Iraqi prime minister calls for calm as protests continue
Hundreds of protesters gathered Wednesday in Iraq's eastern Diyala province to call for the dismissal of local officials, despite continued appeals by Prime Minister Nuri al-Maliki for people not to protest, dpa reported.
"Everybody should respect election results, which were a result of the will of the people," al-Maliki told reporters in a reference to the January 2009 polls that elected the officials being targeted by protesters.
Al-Maliki had previously accused al-Qaeda and loyalists of former president Saddam Hussein of masterminding the protests. On Wednesday he blamed a lack of speedy reforms on "the security situation."
His comments did not stop Iraqis in Diyala from defying a curfew to demand reforms and the sacking of officials accused of corruption.
Iraq has been ranked as one of the most corrupt nations in the world by the watchdog group Transparency International.
Over 56 per cent of people interviewed by the watchdog admitted to paying a bribe to receive attention from service providers in Iraq.
Sheikh Ali Khuan-Tamimi, an organiser of the Diyala protest in the city of Baquba, told the German Press Agency dpa that people came from surrounding cities and towns to "demand better services."
The cleric also said Iraqis want "an end to rampant corruption that has led to a waste of huge sums of money."
The demonstration in Diayala came just days after thousands of Iraqis protested across the country to call for an end to corruption and the removal of several local council members nationwide.

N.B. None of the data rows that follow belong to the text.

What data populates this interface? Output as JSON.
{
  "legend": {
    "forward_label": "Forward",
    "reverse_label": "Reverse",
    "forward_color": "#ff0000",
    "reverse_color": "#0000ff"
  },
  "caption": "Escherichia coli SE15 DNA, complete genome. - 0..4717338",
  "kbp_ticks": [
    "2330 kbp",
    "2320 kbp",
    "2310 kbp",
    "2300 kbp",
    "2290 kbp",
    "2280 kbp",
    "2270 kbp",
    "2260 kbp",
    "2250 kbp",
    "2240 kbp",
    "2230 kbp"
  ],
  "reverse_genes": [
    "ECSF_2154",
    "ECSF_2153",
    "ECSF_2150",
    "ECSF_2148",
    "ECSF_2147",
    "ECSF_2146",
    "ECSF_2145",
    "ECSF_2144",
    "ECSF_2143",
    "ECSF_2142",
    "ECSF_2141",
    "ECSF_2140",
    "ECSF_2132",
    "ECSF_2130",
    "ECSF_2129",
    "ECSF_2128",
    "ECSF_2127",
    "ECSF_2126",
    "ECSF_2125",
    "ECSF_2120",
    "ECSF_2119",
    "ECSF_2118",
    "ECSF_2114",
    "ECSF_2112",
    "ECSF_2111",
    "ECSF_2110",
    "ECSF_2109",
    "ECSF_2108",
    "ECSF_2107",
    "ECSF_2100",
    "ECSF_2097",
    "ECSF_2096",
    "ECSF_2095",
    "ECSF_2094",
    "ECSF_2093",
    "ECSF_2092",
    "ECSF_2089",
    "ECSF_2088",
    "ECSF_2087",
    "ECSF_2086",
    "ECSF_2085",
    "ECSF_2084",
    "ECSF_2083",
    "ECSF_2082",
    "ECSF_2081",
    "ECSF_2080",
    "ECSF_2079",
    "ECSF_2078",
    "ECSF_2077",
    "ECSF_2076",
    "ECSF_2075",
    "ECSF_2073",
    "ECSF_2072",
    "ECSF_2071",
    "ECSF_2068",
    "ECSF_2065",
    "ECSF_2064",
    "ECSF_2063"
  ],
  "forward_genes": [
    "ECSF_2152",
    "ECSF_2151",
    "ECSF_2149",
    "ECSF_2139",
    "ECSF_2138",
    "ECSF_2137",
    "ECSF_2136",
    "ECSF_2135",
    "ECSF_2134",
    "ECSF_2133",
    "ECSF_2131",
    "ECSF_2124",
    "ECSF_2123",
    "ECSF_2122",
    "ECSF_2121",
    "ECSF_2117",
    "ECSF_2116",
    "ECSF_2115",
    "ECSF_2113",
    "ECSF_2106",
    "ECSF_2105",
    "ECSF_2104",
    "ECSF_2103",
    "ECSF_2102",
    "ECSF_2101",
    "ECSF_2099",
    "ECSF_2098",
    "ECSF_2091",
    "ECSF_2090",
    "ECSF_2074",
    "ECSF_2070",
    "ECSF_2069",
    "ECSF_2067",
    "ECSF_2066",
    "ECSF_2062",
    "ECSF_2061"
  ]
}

Clashes with security in Friday's protests left 18 people dead and more than 140 injured, security and medical sources said.
Demonstrations and protests have already forced Maliki to call for local elections to be held earlier than the scheduled time frame of 2013.
Residents of Diayala have expressed growing frustration with the inability of security forces to curb a number of suicide bombings in the area that have killed both civilians and security services.
Most notably, suspected suicide bombers blew up an ambulance in an attack against a police office in Diyala that killed 14 people and injured 64 others earlier this year.